Assuming the proper compilers are available, try out the demo on different platforms:

make CC=x86_64-linux-gnu-gcc
make CC=x86_64-w64-mingw32-gcc SUFFIX=.exe
make CC=i586-pc-msdosdjgpp-gcc SUFFIX=.exe

The demo can also be built using Visual Studio's cl.exe, though not with this Makefile.

Design Philosophy

RLHK is designed for single-threaded roguelikes that completely blocks on user input. While this isn't strictly required, should you want to use multiple threads be mindful that RLHK functions are neither thread-safe nor re-entrant.

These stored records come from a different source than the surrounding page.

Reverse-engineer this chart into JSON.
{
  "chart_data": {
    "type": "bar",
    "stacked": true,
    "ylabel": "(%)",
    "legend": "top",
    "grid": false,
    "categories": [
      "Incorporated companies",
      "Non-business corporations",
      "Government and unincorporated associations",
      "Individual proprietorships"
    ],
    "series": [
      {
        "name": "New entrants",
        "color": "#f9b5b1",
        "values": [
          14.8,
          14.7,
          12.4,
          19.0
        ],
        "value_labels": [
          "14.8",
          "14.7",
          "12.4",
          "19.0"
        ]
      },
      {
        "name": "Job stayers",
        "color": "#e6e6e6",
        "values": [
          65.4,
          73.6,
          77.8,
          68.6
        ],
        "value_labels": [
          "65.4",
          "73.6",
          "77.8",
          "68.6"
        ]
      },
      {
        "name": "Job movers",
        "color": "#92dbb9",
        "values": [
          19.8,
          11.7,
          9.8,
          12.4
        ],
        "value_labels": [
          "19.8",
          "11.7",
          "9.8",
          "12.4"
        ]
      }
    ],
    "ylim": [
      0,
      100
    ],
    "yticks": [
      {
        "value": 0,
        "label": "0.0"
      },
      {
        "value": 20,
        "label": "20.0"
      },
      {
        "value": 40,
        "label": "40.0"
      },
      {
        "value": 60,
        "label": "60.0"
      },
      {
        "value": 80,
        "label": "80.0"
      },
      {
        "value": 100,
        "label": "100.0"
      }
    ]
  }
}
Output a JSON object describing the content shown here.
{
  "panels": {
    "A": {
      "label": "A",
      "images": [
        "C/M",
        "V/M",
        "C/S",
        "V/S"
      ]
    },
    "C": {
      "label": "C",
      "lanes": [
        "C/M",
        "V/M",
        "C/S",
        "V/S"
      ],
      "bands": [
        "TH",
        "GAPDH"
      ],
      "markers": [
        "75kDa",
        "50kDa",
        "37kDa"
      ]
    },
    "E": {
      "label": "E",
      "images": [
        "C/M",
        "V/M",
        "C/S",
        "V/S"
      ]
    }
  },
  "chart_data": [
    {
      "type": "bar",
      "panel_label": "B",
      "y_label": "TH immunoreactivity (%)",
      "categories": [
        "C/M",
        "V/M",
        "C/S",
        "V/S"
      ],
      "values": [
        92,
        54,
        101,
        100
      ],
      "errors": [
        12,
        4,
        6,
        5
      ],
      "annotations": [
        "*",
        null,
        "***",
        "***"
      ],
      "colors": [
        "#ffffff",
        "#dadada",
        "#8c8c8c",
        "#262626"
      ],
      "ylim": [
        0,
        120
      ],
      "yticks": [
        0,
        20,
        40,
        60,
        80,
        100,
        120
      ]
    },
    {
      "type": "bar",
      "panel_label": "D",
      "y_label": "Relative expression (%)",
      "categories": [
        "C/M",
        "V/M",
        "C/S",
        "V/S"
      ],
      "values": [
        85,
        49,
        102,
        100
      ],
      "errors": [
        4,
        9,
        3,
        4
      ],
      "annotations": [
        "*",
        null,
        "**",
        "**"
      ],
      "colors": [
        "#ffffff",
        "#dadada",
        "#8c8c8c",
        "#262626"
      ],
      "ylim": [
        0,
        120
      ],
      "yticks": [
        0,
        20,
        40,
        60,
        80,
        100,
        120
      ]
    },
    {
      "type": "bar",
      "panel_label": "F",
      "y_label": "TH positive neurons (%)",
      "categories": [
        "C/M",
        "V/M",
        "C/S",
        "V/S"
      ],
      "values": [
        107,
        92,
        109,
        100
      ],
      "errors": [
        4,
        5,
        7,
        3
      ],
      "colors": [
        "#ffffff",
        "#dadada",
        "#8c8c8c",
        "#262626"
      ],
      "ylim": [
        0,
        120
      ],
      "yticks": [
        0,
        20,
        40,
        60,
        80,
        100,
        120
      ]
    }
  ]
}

For maximum portability, RLHK is written in strict ANSI C89 except for some isolated bits of platform-specific code. RLHK also uses none of the stdio.h functions, meaning your program won't have to link with these formatted output functions in a static build.

RLHK functions do not make dynamic allocations. Either static storage is used, or a work buffer must be passed to the function, such as the case for rlhk_algo_shortest().

RLHK, being a header library, is designed to be embedded within your program. This reflected through its API, such as not using function pointers for callbacks. Its functions are intended to inline naturally with your program's own functions. For example, a modern optimizing compiler will inline parts of your rlhk_algo_map_call() directly into the library's functions, eliminating many of those function calls. Think of it like poor-man's templates but with cleaner semantics and faster compilation.

Character Set

Any ASCII character can be used directly as-is. For fancier characters, rlhk_tui.h provides a fully portable character set that work on the more limited Windows console and MS-DOS. It's essentially just code page 437. Each character is available in the host system's encoding via the macros named RLHK_TUI_<unicode_name>.